Chaque partie supportera la moitié des dépens d’appel et il n’y a pas lieu en équité de faire application des dispositions de l’article 700 du code de procédure civile.
PAR CES MOTIFS :
LA COUR, statuant par arrêt contradictoire, prononcé publiquement par mise à disposition au greffe, conformément aux dispositions de l’article 450 alinéa 2 du code de procédure civile,
CONFIRME l’ordonnance en ce qu’elle a :
— déclaré recevables les demandes formées par la SEM Eurométropole de [Localité 5] Habitat à l’encontre de Mme [G] [F]
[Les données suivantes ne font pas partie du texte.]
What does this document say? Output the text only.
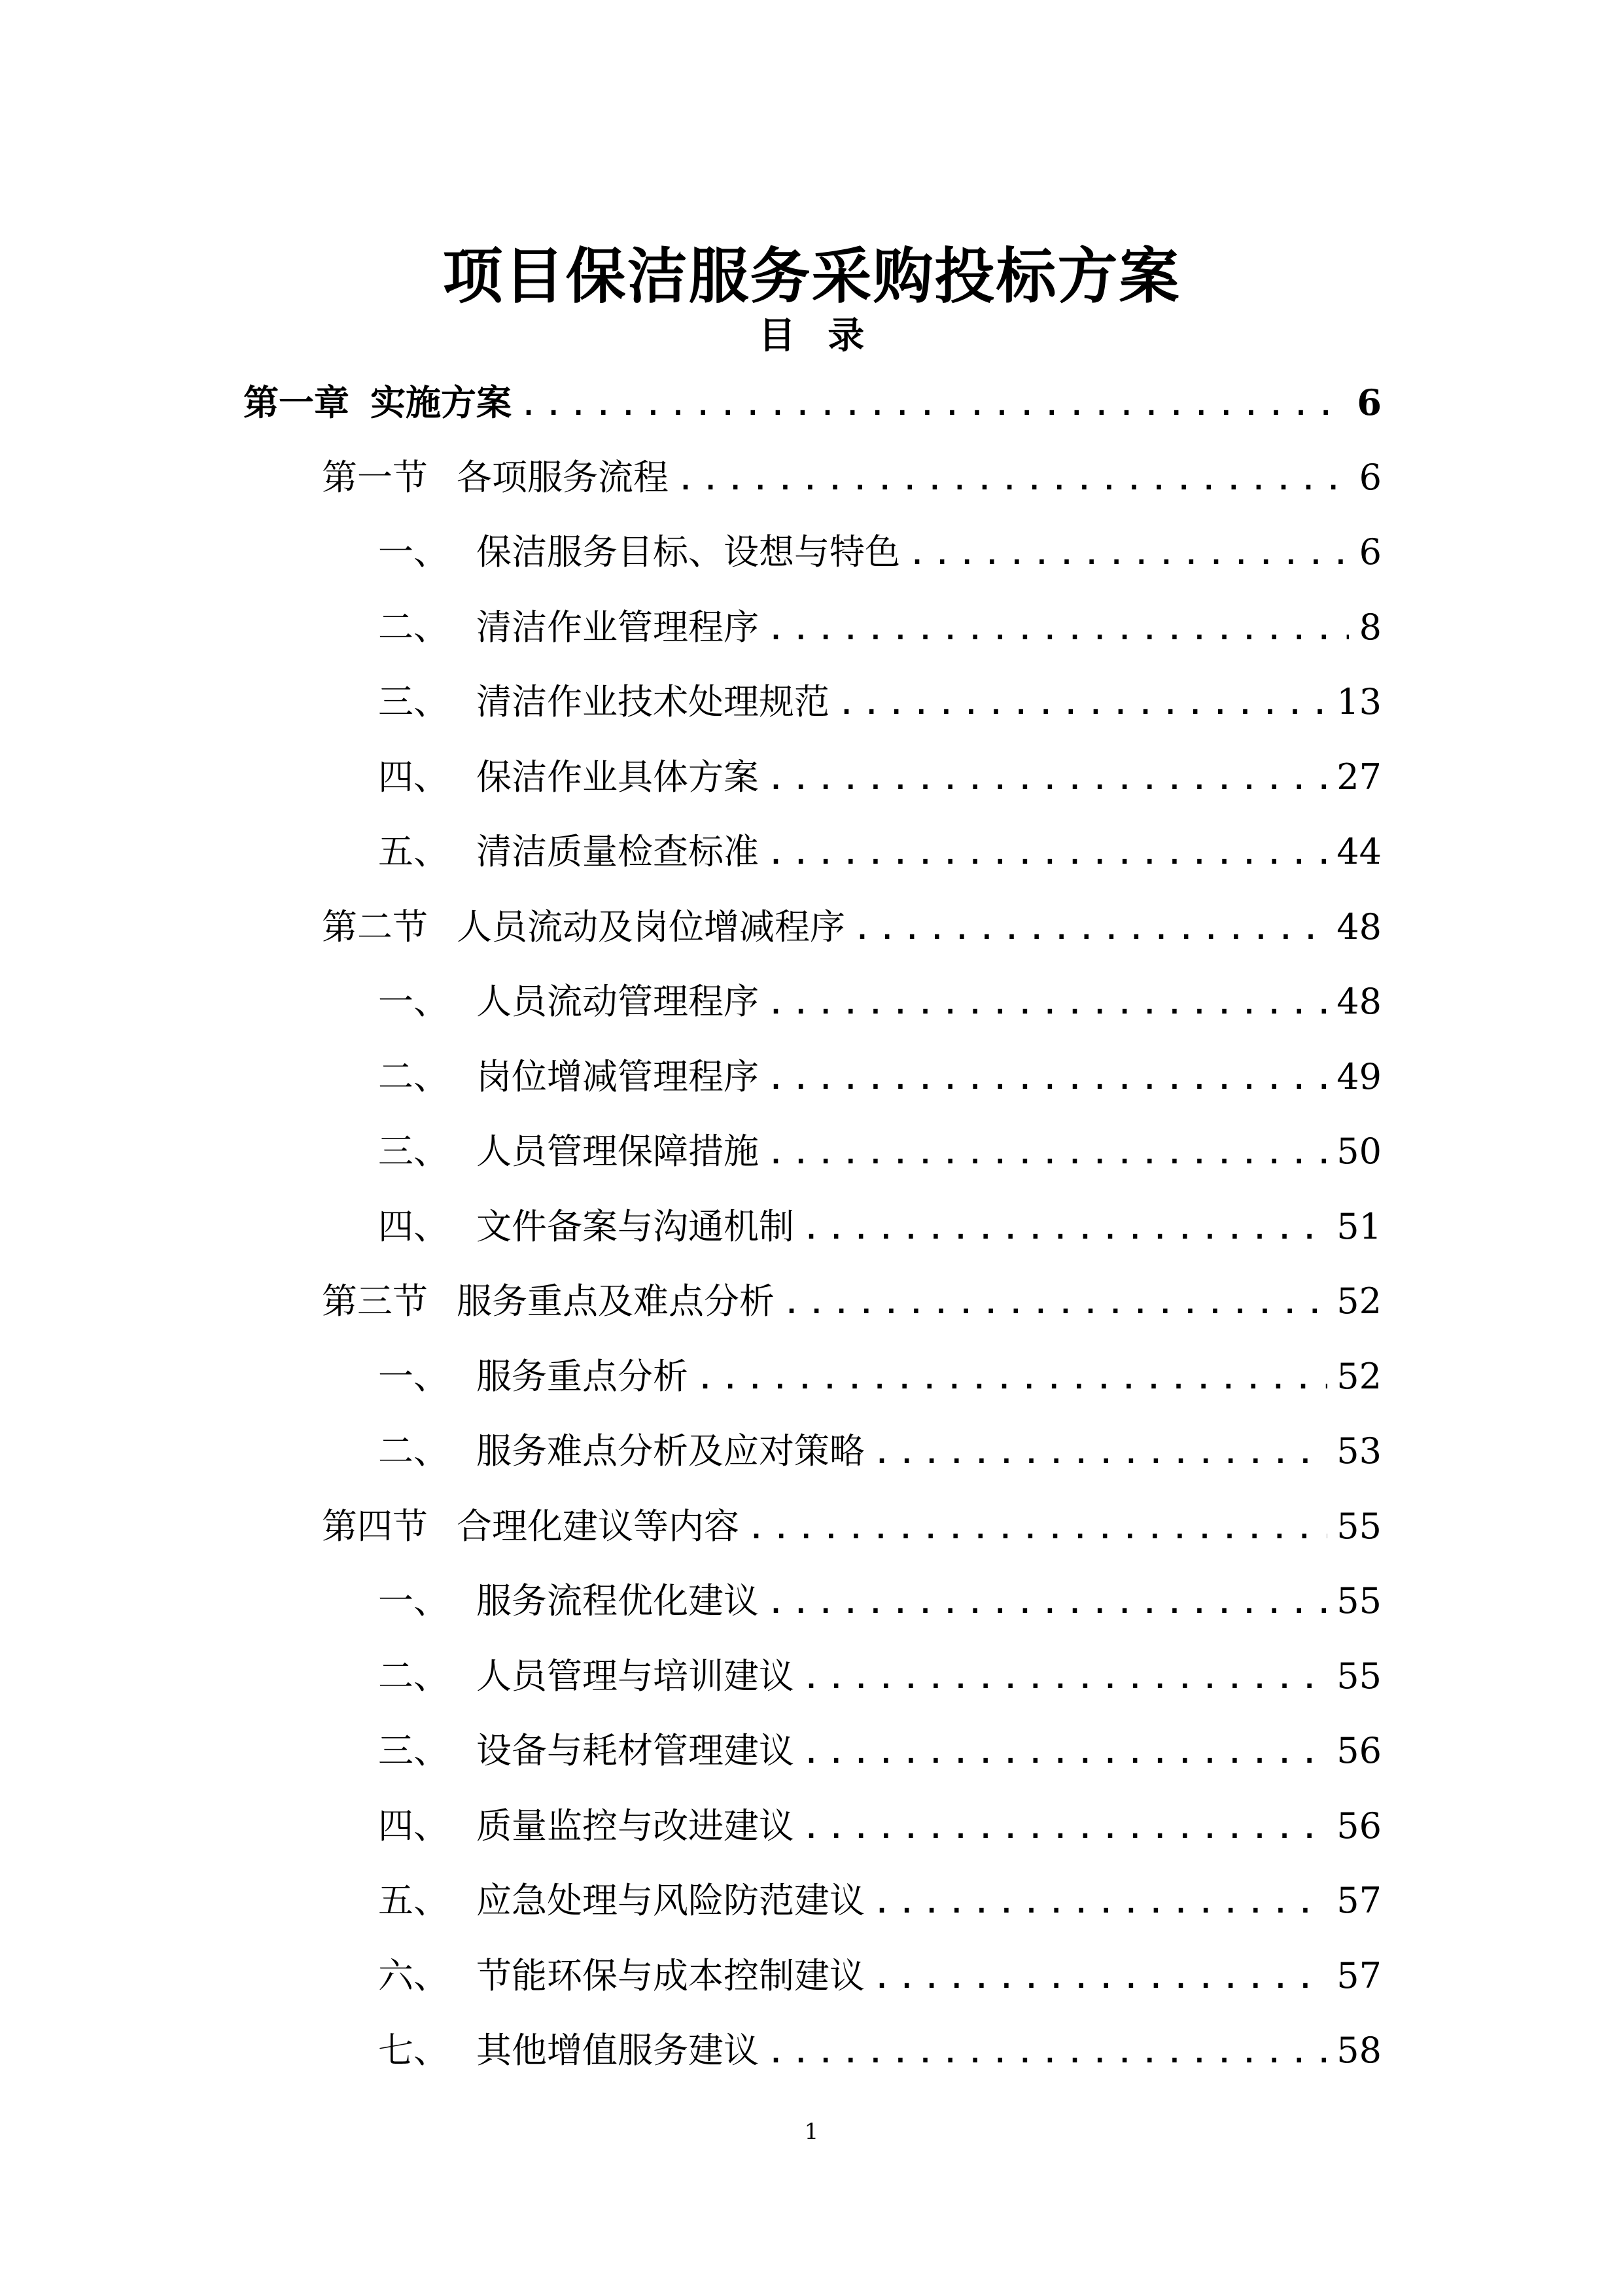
项目保洁服务采购投标方案
目 录
第一章 实施方案 .....	6
第一节 各项服务流程 .....	6
一、 保洁服务目标、设想与特色 .....	6
二、 清洁作业管理程序 .....	8
三、 清洁作业技术处理规范 .....	13
四、 保洁作业具体方案 .....	27
五、 清洁质量检查标准 .....	44
第二节 人员流动及岗位增减程序 .....	48
一、 人员流动管理程序 .....	48
二、 岗位增减管理程序 .....	49
三、 人员管理保障措施 .....	50
四、 文件备案与沟通机制 .....	51
第三节 服务重点及难点分析 .....	52
一、 服务重点分析 .....	52
二、 服务难点分析及应对策略 .....	53
第四节 合理化建议等内容 .....	55
一、 服务流程优化建议 .....	55
二、 人员管理与培训建议 .....	55
三、 设备与耗材管理建议 .....	56
四、 质量监控与改进建议 .....	56
五、 应急处理与风险防范建议 .....	57
六、 节能环保与成本控制建议 .....	57
七、 其他增值服务建议 .....	58
1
— constaté que les conditions d’acquisition de la clause résolutoire insérée au bail d’habitation conclu le 13 janvier 2023 entre la SEM Eurométropole de [Localité 5] Habitat et Mme [G] [F] concernant le logement situé [Adresse 4] sont réunies à la date du 3 septembre 2023
— condamné à titre provisionnel Mme [G] [F] à payer à la SEM Eurométropole de [Localité 5] Habitat une indemnité mensuelle d’occupation de 597,40 euros à compter du 3 septembre 2023, outre actualisation conformément au bail et à la réglementation applicable en matière d’HLM, cette indemnité se substituant aux loyers et aux charges jusqu’au départ volontaire ou à défaut l’expulsion des lieux, avec intérêts au taux légal à compter de la date d’exigibilité de chacune de ces indemnités qui seront dues à terme échu au dernier jour de chaque mois mais le tout sous déduction le cas échéant de la somme de 1.491,94 euros outre intérêts à laquelle Mme [G] [F] est déjà condamnée provisionnellement par l’ordonnance au titre non seulement des arriérés de loyers et de charges mais également pour partie au titre des indemnités d’occupation entre le 3 septembre 2023 et la date de l’ordonnance, dit que la dernière indemnité d’occupation sera calculée prorata temporis et dit que les charges seront régularisées sur présentation des justificatifs
— constaté qu’aucun élément des débats ne permet de retenir que Mme [G] [F] bénéficierait des effets d’une procédure de traitement de la situation de surendettement au sens des articles 171-1-1 et suivants du code de la consommation
— condamné Mme [G] [F] à payer à la SEM Eurométropole de [Localité 5] Habitat la somme de 150 euros au titre de l’article 700 du code de procédure civile ainsi qu’aux dépens en ce compris de plein droit le coût du commandement de payer du 3 juillet 2023, de l’assignation en référé du 10 janvier 202l et le cas échéant de sa notification à l’autorité préfectorale du 11 janvier 2024 ;
L’INFIRME pour le surplus et statuant à nouveau,
DEBOUTE la SEM Eurométropole de [Localité 5] Habitat de sa demande de provision au titre des loyers, charges et indemnités d’occupation ;
ACCORDE à Mme [G] [F] des délais de paiement avec suspension des effets de la clause résolutoire, à compter du 3 septembre 2023 jusqu’au 5 mai 2025 ;
CONSTATE qu’au 5 mai 2025 Mme [G] [F] justifie avoir apuré l’arriéré locatif et réglé le loyer courant ;
DIT que la clause résolutoire est réputée ne jamais avoir joué et que le contrat de bail se poursuit selon les dispositions contractuelles à compter du 5 mai 2025 ;
DEBOUTE la SEM Eurométropole de [Localité 5] Habitat de sa demande d’expulsion ;
CONDAMNE chaque partie à supporter la moitié des dépens d’appel';
DEBOUTE la SEM Eurométropole de [Localité 5] Habitat de sa demande au titre de l’article 700 du code de procédure civile.